Ein Wochenende in Göteborg. Schönes Fest, nette Menschen, aber zwei Tage in der Großstadt reichen dann auch. Hier im Wald fühle ich mich deutlich wohler. Ich bin wahrlich kein Stadtmensch.

Gestern Abend, vor der Sauna sitzend und die Flugkünste von Lindbergh, unserer Hausfledermaus, bewundernd, ist mir eine lustige Begebenheit zum Thema „kontrolliertes Schwitzen“ eingefallen. Letztes Jahr hatte ich mal für abends meinen schwedischen Kumpel Ronny zum gemeinsamen Saunieren eingeladen. Bewaffnet mit Dosenbier und einer größeren Anzahl „Landjäger“-Würste, die ich aus Deutschland mitgebracht hatte und die hier immer wieder für Begeisterung sorgen, gingen wir’s an. Die Schwitzhütte war von unserem Holzofen mehr als gut eingeheizt. Nichtsdestotrotz setzte ich mich natürlich auf die oberste der drei Bänke, dahin wo es am heißesten ist. Ich wollte mir vor meinem schwedischen Freund schließlich keine Blöße geben (ich merke gerade, diese Formulierung klingt im Zusammenhang mit dem Thema „Sauna“ einigermaßen unpassend), um am Ende als mitteleuropäisches Weichei abgestempelt zu werden. Schließlich gelten Schweden, Finnen und Norweger (vielleicht als einzige Nichtskandinavier noch die Russen) im übrigen – und in der Regel südlicher gelegenen – Europa als unangefochtene Weltmeister in Sachen Schwitzkultur. Also, rauf auf Stufe drei! Ronny hingegen ließ die Meinung Resteuropas im wahrsten Sinne des Wortes kalt und er ließ sich reichlich unskandinavisch auf der niedrigsten Bank nieder. Was ihn jedoch nicht daran hindern sollte, nach kurzer Zeit und im Einklang mit mir, der ich auf oberster Stufe vor mich hin garte, zu ächzen, zu stöhnen und sonstige Geräusche des Leidens auszustoßen. „Ist es zu heiß?“ fragte ich ihn. „Nein, alles ok“, war seine kaum zu verstehende, weil offensichtlich mit letzter Kraft artikulierte, Antwort. Kurz danach beendeten wir diesen ersten Durchgang und ich kühlte mich mit Wasser aus unserem Brunnen ab, das in Eimern bereitstand, ca. 7 C° warm war und das ich mir in einem großen Schwall über den Kopf schüttete. Ronny machte keine Anstalten, es mir gleichzutun. Ob er sich denn nicht abkühlen wolle, fragte ich ihn, denn schließlich hatte er ja kurz zuvor in der Sauna gelitten, als ob sein letztes Stündlein kurz bevor stünde. Nee, das sei ihm zu kalt, sagte er und nahm stattdessen einen kräftigen Schluck aus der Jever-Dose.

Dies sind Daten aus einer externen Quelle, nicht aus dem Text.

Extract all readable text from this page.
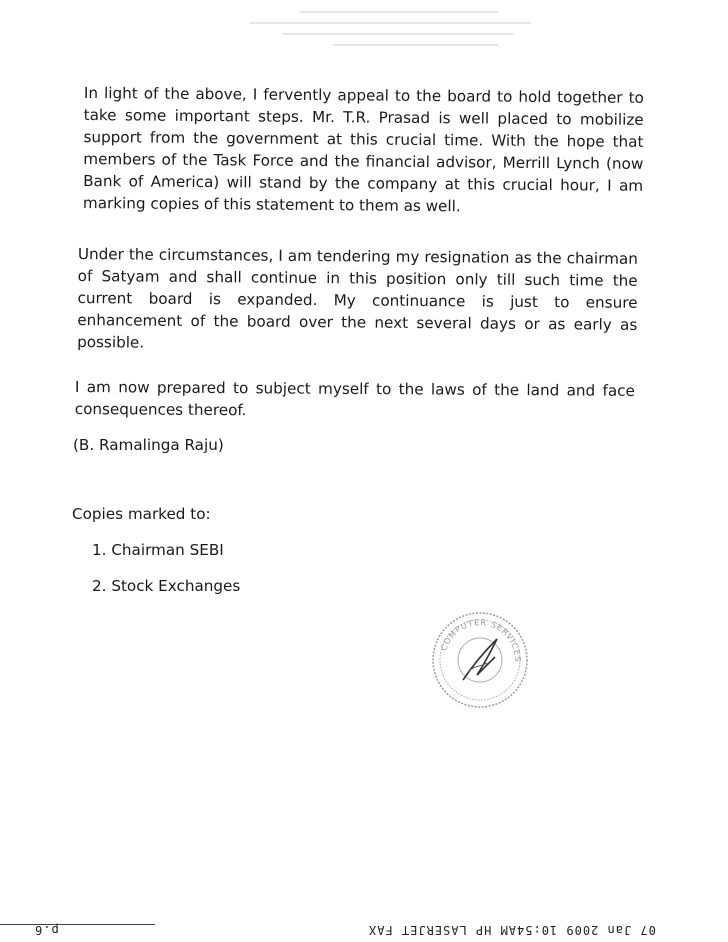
In light of the above, I fervently appeal to the board to hold together to take some important steps. Mr. T.R. Prasad is well placed to mobilize support from the government at this crucial time. With the hope that members of the Task Force and the financial advisor, Merrill Lynch (now Bank of America) will stand by the company at this crucial hour, I am marking copies of this statement to them as well.

Under the circumstances, I am tendering my resignation as the chairman of Satyam and shall continue in this position only till such time the current board is expanded. My continuance is just to ensure enhancement of the board over the next several days or as early as possible.

I am now prepared to subject myself to the laws of the land and face consequences thereof.

(B. Ramalinga Raju)

Copies marked to:

1. Chairman SEBI
2. Stock Exchanges
COMPUTER SERVICES
p.6	07 Jan 2009 10:54AM HP LASERJET FAX
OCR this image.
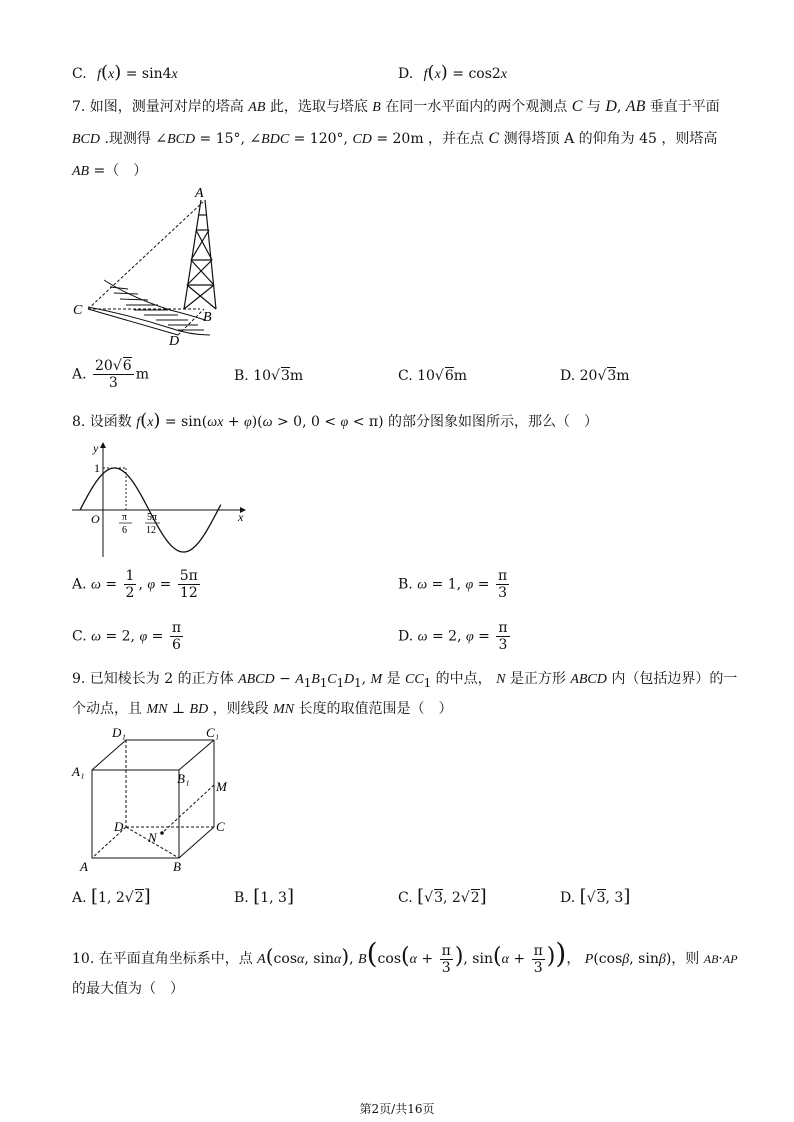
C. f(x) = sin4x	D. f(x) = cos2x
7. 如图，测量河对岸的塔高 AB 此，选取与塔底 B 在同一水平面内的两个观测点 C 与 D, AB 垂直于平面
BCD .现测得 ∠BCD = 15°, ∠BDC = 120°, CD = 20m ，并在点 C 测得塔顶 A 的仰角为 45 ，则塔高
AB =（　）
A
B
C
D
A. $\frac{20√6}{3}$ m	B. 10√3m	C. 10√6m	D. 20√3m
8. 设函数 f(x) = sin(ωx + φ)(ω > 0, 0 < φ < π) 的部分图象如图所示，那么（　）
y
x
O
1
π
6
5π
12
A. $\omega = \frac{1}{2}$ , $\varphi = \frac{5\pi}{12}$	B. ω = 1, $\varphi = \frac{\pi}{3}$
C. ω = 2, $\varphi = \frac{\pi}{6}$	D. ω = 2, $\varphi = \frac{\pi}{3}$
9. 已知棱长为 2 的正方体 ABCD − $A_1B_1C_1D_1$, M 是 $CC_1$ 的中点， N 是正方形 ABCD 内（包括边界）的一
个动点，且 MN ⊥ BD ，则线段 MN 长度的取值范围是（　）
D₁	C₁
A₁	B₁
M
D	C
N
A	B
A. [1, 2√2]	B. [1, 3]	C. [√3, 2√2]	D. [√3, 3]
10. 在平面直角坐标系中，点 A(cosα, sinα), $B(\cos(\alpha + \frac{\pi}{3}$ ), $\sin(\alpha + \frac{\pi}{3}$ ))， P(cosβ, sinβ)，则 AB·AP
的最大值为（　）
第2页/共16页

Drei Saunagänge später, die eine ähnliche Dramaturgie hatten, saßen wir Dosenbier trinkend und Landjäger nagend in der lauen Sommernacht vor der Saunahütte, zählten die erlegten Stechmücken und sprachen über dies und das, bis Ronny schließlich bemerkte, dass er ja noch nie verstanden habe, was die Leute am Saunieren so toll finden. Ich sah ihn erstaunt an und fragte, wie er das meine. „Na ja“, sagte er, „es ist schon verwunderlich, dass Dinge, über die man in der Regel heftig klagt, plötzlich als „schön“ empfunden werden. Jeder halbwegs normale Mensch (der Skandinavier ganz besonders) erachtet im Sommer Temperaturen über 25 C° als kaum erträglich. In der Sauna schwitzt man bei nahezu 100 C° – und findet’s „toll“. Danach schüttet man sich eiskaltes Wasser über den Leib, wo man doch beim Badeurlaub oder im Schwimmbad Wassertemperaturen unter 20 Grad als reine Zumutung betrachtet.“ Nein, das sei ihm alles zu hoch und er persönlich könne mit dem Thema Sauna wenig bis nichts anfangen – abgesehen natürlich vom nicht zu unterschätzenden geselligen Teil. Nach Ronnys „Outing“ musste ich erst mal herzhaft lachen, danach prosteten wir uns zu, nahmen einen weiteren Schluck kühlen Bieres, bissen in die knackige Wurst und genossen den lauen Sommerabend – und den „geselligen Teil“ des Saunaabends.